Weaving, as V, does manage to conjure a little layering out of the diarrhetic script - his laughably verbose monologues are delivered with a manic energy that suggests that perhaps Weaving understands his character to be more than a little unbalanced. There is also a charmingly intriguing scene wherein Evey catches V shadow fencing with a dummy while watching his favorite movie, "The Count of Monte Cristo." For a fleetng moment, we are allowed a glimpse of the more childish side of V's psyche, one that hints at an unrealistic, Hollywood-inspired view of morality and heroism. But McTeigue and the W's refuse to give him much room to play with the notion, quickly turning the scene into a cute bonding session for V and Evey, with romantic overtones. Then it's back to repeatedly reminding us that the government is a Big, Bad, Meanie, torturing homosexuals and censuring art and religious tomes.
The pivotal boom-boom scenes - wherein V blows up places like the House of Parliament - are presented as beautiful affairs, complete with fireworks, classical music, and, in the grand finale, a horde of masked V-followers, many of them good-guy characters who met their untimely demise at the hands of the government, watching blissfully. There is no depiction of anyone who might have been killed in the explosions, and whenever V shows up to kill some nasty G-men, it's depicted in a burst of herioc fanfare, with the usual 3 Stooge-esquely comedic crumpling of dozens of Fingermen (the treacherous henchmen that troll London's streets, terrorizing anyone out after curfew in the name of public safety) with ninja-like swiftness and some natty one-liner (or ten-liner - did I mention the guy talks WAY too much?).
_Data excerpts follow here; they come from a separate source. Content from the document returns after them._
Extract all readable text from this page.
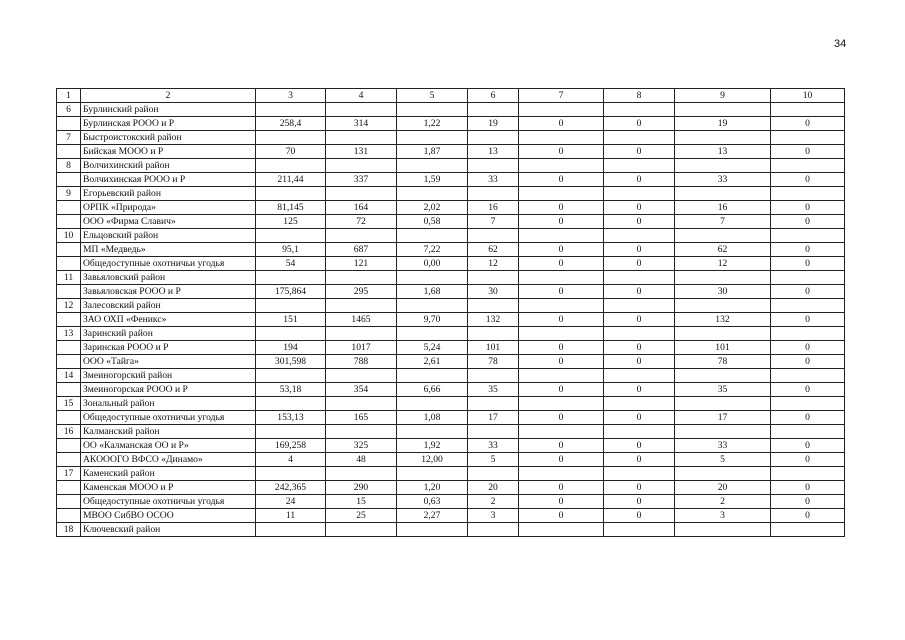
34
1	2	3	4	5	6	7	8	9	10
6	Бурлинский район								
	Бурлинская РООО и Р	258,4	314	1,22	19	0	0	19	0
7	Быстроистокский район								
	Бийская МООО и Р	70	131	1,87	13	0	0	13	0
8	Волчихинский район								
	Волчихинская РООО и Р	211,44	337	1,59	33	0	0	33	0
9	Егорьевский район								
	ОРПК «Природа»	81,145	164	2,02	16	0	0	16	0
	ООО «Фирма Славич»	125	72	0,58	7	0	0	7	0
10	Ельцовский район								
	МП «Медведь»	95,1	687	7,22	62	0	0	62	0
	Общедоступные охотничьи угодья	54	121	0,00	12	0	0	12	0
11	Завьяловский район								
	Завьяловская РООО и Р	175,864	295	1,68	30	0	0	30	0
12	Залесовский район								
	ЗАО ОХП «Феникс»	151	1465	9,70	132	0	0	132	0
13	Заринский район								
	Заринская РООО и Р	194	1017	5,24	101	0	0	101	0
	ООО «Тайга»	301,598	788	2,61	78	0	0	78	0
14	Змеиногорский район								
	Змеиногорская РООО и Р	53,18	354	6,66	35	0	0	35	0
15	Зональный район								
	Общедоступные охотничьи угодья	153,13	165	1,08	17	0	0	17	0
16	Калманский район								
	ОО «Калманская ОО и Р»	169,258	325	1,92	33	0	0	33	0
	АКОООГО ВФСО «Динамо»	4	48	12,00	5	0	0	5	0
17	Каменский район								
	Каменская МООО и Р	242,365	290	1,20	20	0	0	20	0
	Общедоступные охотничьи угодья	24	15	0,63	2	0	0	2	0
	МВОО СибВО ОСОО	11	25	2,27	3	0	0	3	0
18	Ключевский район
With all of this flash and bombast granted to the title character, the audience is not given much of a chance to question his motives or methods, although Moore made it clear that that was HIS intention all along. It's a shame, because a movie featuring a bombing terrorist as the people's hero could have sparked some quite interestnig dialogue right about now, about the moral issues involved in 9-11, at a time when folks on either side of the debate are becoming shockingly narrow-minded: "Osama is just like Hitler! No, Bush is! No, Osama..." hey, guys, Hitler's dead. And he didn't own any oil factories, or a copy of the Koran. Analogies are great for SATs, but for current events, they tend to oversimplify and mislead - just like V for Vendetta. Want my advice? Go get Alan Moore's graphic novel. I am, 'cause I'm willing to bet the cover price that Moore has more to say than this flimsy film.